Now they’re on to similar projects for the federal government, which is sitting on tons of reports and data but like any large organization has trouble sorting through it all.
“In the two years since, we’ve re-engineered the summarizer to handle longer documents (often hundreds of pages), and optimized the knowledge graph creator to scale to handle millions of documents within a single graph,” wrote co-founder and CTO Mohamed AlTantawy in an email to TechCrunch.
Like any self-respecting enterprise micromodel, the systems Agolo deploys tailor themselves to the data set provided by the client.
Because Agolo doesn’t make its own search solution per se, it partners with the likes of Microsoft and Google, AlTantawy said: “We’re working with them both on their enterprise offerings, deploying our solutions in their client implementations. At Microsoft, we’re integrated into 4 sales kits, the only non-Microsoft technology included here across Financial Services, Federal, Healthcare and Retail.”
So a big government organization comes to the enterprise search provider to put its documents in order, and the enterprise search provider comes to Agolo to make sure the documents are indexed and understood in a real way.
“We are directly under contract with two U.S. government clients today, with a few others pending contract,” said Wohns. “In some of those, we are being integrated with other software (from Microsoft and others) but the licenses are directly with Agolo. That aligns to our business model, where we have both direct and indirect channels.”

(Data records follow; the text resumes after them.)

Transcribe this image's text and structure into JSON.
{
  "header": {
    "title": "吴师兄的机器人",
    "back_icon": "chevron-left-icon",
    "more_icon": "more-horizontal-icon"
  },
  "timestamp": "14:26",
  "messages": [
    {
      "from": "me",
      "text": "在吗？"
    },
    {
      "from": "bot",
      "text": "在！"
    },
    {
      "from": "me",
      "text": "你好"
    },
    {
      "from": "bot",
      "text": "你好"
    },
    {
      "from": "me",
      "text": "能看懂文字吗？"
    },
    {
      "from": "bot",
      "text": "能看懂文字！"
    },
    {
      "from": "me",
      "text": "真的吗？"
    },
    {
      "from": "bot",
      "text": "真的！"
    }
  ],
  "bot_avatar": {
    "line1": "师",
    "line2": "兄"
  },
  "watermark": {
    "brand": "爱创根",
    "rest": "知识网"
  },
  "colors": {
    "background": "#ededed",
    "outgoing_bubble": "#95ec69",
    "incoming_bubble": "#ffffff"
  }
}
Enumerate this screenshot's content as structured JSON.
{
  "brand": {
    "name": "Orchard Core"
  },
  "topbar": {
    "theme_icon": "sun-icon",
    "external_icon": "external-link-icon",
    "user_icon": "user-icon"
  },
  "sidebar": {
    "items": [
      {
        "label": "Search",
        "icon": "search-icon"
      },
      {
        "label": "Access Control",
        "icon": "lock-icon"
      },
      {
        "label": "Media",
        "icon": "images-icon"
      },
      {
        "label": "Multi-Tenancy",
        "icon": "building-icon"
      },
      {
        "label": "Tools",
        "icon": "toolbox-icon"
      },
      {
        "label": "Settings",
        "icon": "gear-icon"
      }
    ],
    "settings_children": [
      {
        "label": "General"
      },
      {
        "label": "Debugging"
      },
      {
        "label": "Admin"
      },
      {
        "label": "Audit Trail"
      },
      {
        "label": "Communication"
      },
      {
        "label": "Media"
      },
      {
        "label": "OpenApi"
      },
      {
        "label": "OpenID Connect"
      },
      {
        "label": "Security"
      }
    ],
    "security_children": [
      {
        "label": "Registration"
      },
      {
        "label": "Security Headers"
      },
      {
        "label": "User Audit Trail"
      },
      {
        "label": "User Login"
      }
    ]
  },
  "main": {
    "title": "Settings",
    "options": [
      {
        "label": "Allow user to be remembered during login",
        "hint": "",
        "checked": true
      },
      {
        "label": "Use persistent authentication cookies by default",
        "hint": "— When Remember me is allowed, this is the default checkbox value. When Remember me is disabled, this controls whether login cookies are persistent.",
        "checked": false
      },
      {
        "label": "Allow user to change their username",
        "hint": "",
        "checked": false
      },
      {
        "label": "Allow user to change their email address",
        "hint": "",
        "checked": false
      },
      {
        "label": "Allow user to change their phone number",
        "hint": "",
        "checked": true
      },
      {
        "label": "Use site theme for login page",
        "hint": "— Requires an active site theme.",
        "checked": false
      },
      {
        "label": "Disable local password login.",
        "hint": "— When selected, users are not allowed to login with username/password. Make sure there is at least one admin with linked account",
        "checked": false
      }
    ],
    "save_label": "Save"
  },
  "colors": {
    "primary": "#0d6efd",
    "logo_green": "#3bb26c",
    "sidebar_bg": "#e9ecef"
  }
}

The Air Force and Defense Department are among those clients, though Wohns could not be more specific. They’re also working on a system for analyzing and ordering Environmental, Social and Governance reports from large companies — another category of documents that’s easy enough to read one or three of, but quickly becomes cumbrous as you look at 100 competing ESG statements from potential partners or investments.
The company’s A round was just closed, led by Lytical Ventures, plus returning investors Microsoft M12, Google Ventures, Tensility Venture Partners, Ridgeline Partners and Thomson Reuters. The company has raised over $18 million in total to date.
The money will be used to staff up in sales and marketing in particular, plus the product and engineering needed to continue to work with its existing clients. It should be announcing some big ones this year, so hopefully our readers in the federal government will be able to find things a little easier then.